Beyond clinical evidence, the application must describe how the device works, the scientific principles behind it, and its key physical and performance characteristics. Manufacturers also need to document their manufacturing process in enough detail that an expert in quality control could evaluate whether the device is being made reliably and safely. Labeling, packaging, and storage procedures are all part of the filing as well.
The depth of documentation reflects the stakes involved. These are devices that go inside people’s bodies, keep their hearts beating, or replace critical biological functions. The FDA wants to see comprehensive proof before giving the green light.
How Long the Review Takes
The FDA’s target for reviewing a PMA application is 180 days when no advisory committee input is needed. When the agency convenes an outside panel of experts to weigh in, the target extends to 320 days. These are “FDA days,” meaning the clock pauses when the agency sends questions back to the manufacturer and restarts when the company responds. In practice, the total calendar time from submission to approval often runs longer than those targets suggest, because the back-and-forth between the FDA and the manufacturer can add months.

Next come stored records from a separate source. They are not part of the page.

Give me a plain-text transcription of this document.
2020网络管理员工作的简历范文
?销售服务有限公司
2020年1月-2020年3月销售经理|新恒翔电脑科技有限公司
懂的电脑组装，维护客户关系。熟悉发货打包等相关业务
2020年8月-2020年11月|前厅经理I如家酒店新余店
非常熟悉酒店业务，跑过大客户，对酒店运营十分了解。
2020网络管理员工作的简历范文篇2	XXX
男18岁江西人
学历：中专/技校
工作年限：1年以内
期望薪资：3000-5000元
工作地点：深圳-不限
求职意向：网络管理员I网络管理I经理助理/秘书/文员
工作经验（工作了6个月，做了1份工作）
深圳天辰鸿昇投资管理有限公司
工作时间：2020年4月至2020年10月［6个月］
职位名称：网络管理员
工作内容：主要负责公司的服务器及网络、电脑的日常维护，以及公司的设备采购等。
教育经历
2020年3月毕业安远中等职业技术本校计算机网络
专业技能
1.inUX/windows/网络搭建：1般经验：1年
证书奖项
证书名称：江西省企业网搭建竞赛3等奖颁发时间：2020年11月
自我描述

Under current performance goals, the FDA aims to meet the 180-day timeline for 90% of applications when submission volumes stay below certain thresholds. Higher volumes can lower that target to 75% or 80%.
What Happens After Approval
Getting a PMA approval isn’t the end of the process. The FDA treats it as an ongoing relationship with the manufacturer. Continued approval depends on submitting annual reports that cover any changes to the device, new clinical data, relevant scientific literature, and a bibliography of unpublished studies involving the device or similar products.

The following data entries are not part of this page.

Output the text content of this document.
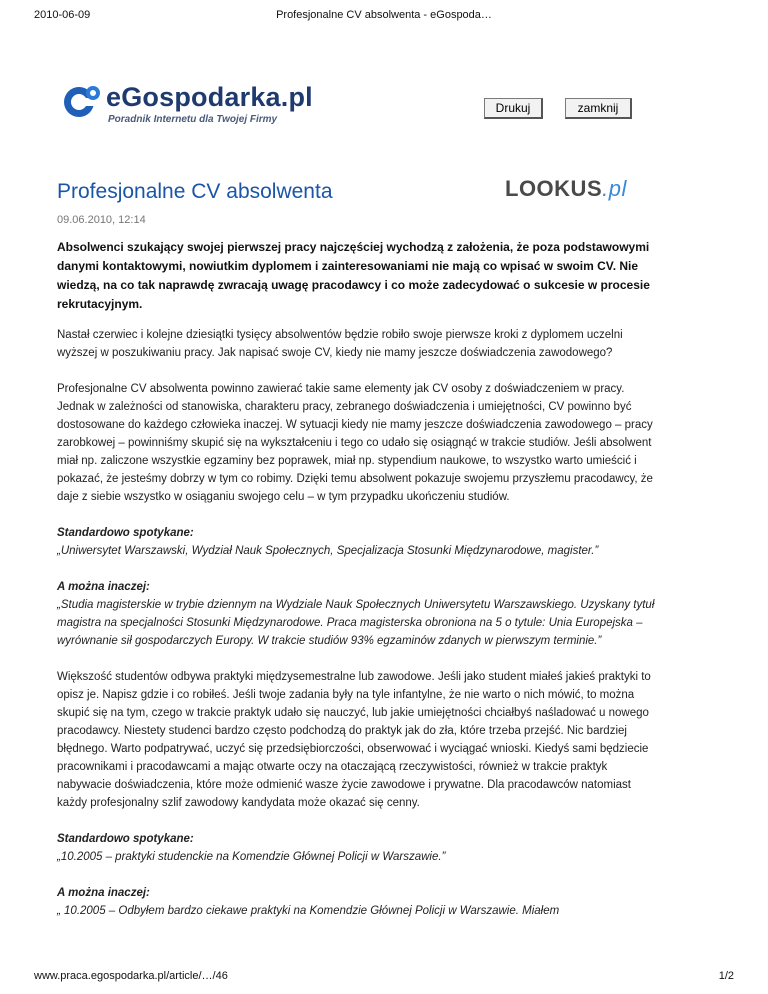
2010-06-09	Profesjonalne CV absolwenta - eGospoda…
eGospodarka.pl
Poradnik Internetu dla Twojej Firmy
Drukuj	zamknij
Profesjonalne CV absolwenta	LOOKUS.pl
09.06.2010, 12:14

Absolwenci szukający swojej pierwszej pracy najczęściej wychodzą z założenia, że poza podstawowymi danymi kontaktowymi, nowiutkim dyplomem i zainteresowaniami nie mają co wpisać w swoim CV. Nie wiedzą, na co tak naprawdę zwracają uwagę pracodawcy i co może zadecydować o sukcesie w procesie rekrutacyjnym.

Nastał czerwiec i kolejne dziesiątki tysięcy absolwentów będzie robiło swoje pierwsze kroki z dyplomem uczelni wyższej w poszukiwaniu pracy. Jak napisać swoje CV, kiedy nie mamy jeszcze doświadczenia zawodowego?

Profesjonalne CV absolwenta powinno zawierać takie same elementy jak CV osoby z doświadczeniem w pracy. Jednak w zależności od stanowiska, charakteru pracy, zebranego doświadczenia i umiejętności, CV powinno być dostosowane do każdego człowieka inaczej. W sytuacji kiedy nie mamy jeszcze doświadczenia zawodowego – pracy zarobkowej – powinniśmy skupić się na wykształceniu i tego co udało się osiągnąć w trakcie studiów. Jeśli absolwent miał np. zaliczone wszystkie egzaminy bez poprawek, miał np. stypendium naukowe, to wszystko warto umieścić i pokazać, że jesteśmy dobrzy w tym co robimy. Dzięki temu absolwent pokazuje swojemu przyszłemu pracodawcy, że daje z siebie wszystko w osiąganiu swojego celu – w tym przypadku ukończeniu studiów.

Standardowo spotykane:

„Uniwersytet Warszawski, Wydział Nauk Społecznych, Specjalizacja Stosunki Międzynarodowe, magister.”

A można inaczej:

„Studia magisterskie w trybie dziennym na Wydziale Nauk Społecznych Uniwersytetu Warszawskiego. Uzyskany tytuł magistra na specjalności Stosunki Międzynarodowe. Praca magisterska obroniona na 5 o tytule: Unia Europejska – wyrównanie sił gospodarczych Europy. W trakcie studiów 93% egzaminów zdanych w pierwszym terminie.”

Większość studentów odbywa praktyki międzysemestralne lub zawodowe. Jeśli jako student miałeś jakieś praktyki to opisz je. Napisz gdzie i co robiłeś. Jeśli twoje zadania były na tyle infantylne, że nie warto o nich mówić, to można skupić się na tym, czego w trakcie praktyk udało się nauczyć, lub jakie umiejętności chciałbyś naśladować u nowego pracodawcy. Niestety studenci bardzo często podchodzą do praktyk jak do zła, które trzeba przejść. Nic bardziej błędnego. Warto podpatrywać, uczyć się przedsiębiorczości, obserwować i wyciągać wnioski. Kiedyś sami będziecie pracownikami i pracodawcami a mając otwarte oczy na otaczającą rzeczywistości, również w trakcie praktyk nabywacie doświadczenia, które może odmienić wasze życie zawodowe i prywatne. Dla pracodawców natomiast każdy profesjonalny szlif zawodowy kandydata może okazać się cenny.

Standardowo spotykane:

„10.2005 – praktyki studenckie na Komendzie Głównej Policji w Warszawie.”

A można inaczej:

„ 10.2005 – Odbyłem bardzo ciekawe praktyki na Komendzie Głównej Policji w Warszawie. Miałem

www.praca.egospodarka.pl/article/…/46	1/2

Manufacturers must also comply with Medical Device Reporting requirements, which means promptly reporting any deaths or serious injuries the device may have caused or contributed to. They’re required to maintain files on all adverse events and submit summary reports each year. In some cases, the FDA makes post-approval studies a condition of the original approval, requiring manufacturers to continue tracking a specific number of patients and reporting on the device’s long-term safety, effectiveness, and reliability.
Any significant modification to an approved device, whether it involves the design, materials, manufacturing process, or intended use, typically requires a PMA supplement. This is a separate submission that goes through its own FDA review before the change can be implemented. Unlike lower-risk devices where manufacturers have more flexibility to make changes independently, PMA-approved devices are held to a tighter standard at every stage of their lifecycle.
Examples of Devices Requiring PMA
Class III devices span a wide range of medical specialties, but they share one thing in common: the consequences of failure are serious. Implantable cardiac defibrillators, heart valves, cochlear implants, and implantable insulin pumps all fall into this category. So do some high-risk diagnostic tests, certain types of breast implants, and deep brain stimulation systems used to treat conditions like Parkinson’s disease.
If you’ve had a major medical device implanted or are considering a procedure that involves one, there’s a good chance that device went through the PMA process. You can search the FDA’s publicly available PMA database to find approval details, clinical summaries, and any conditions the FDA placed on the approval for a specific device.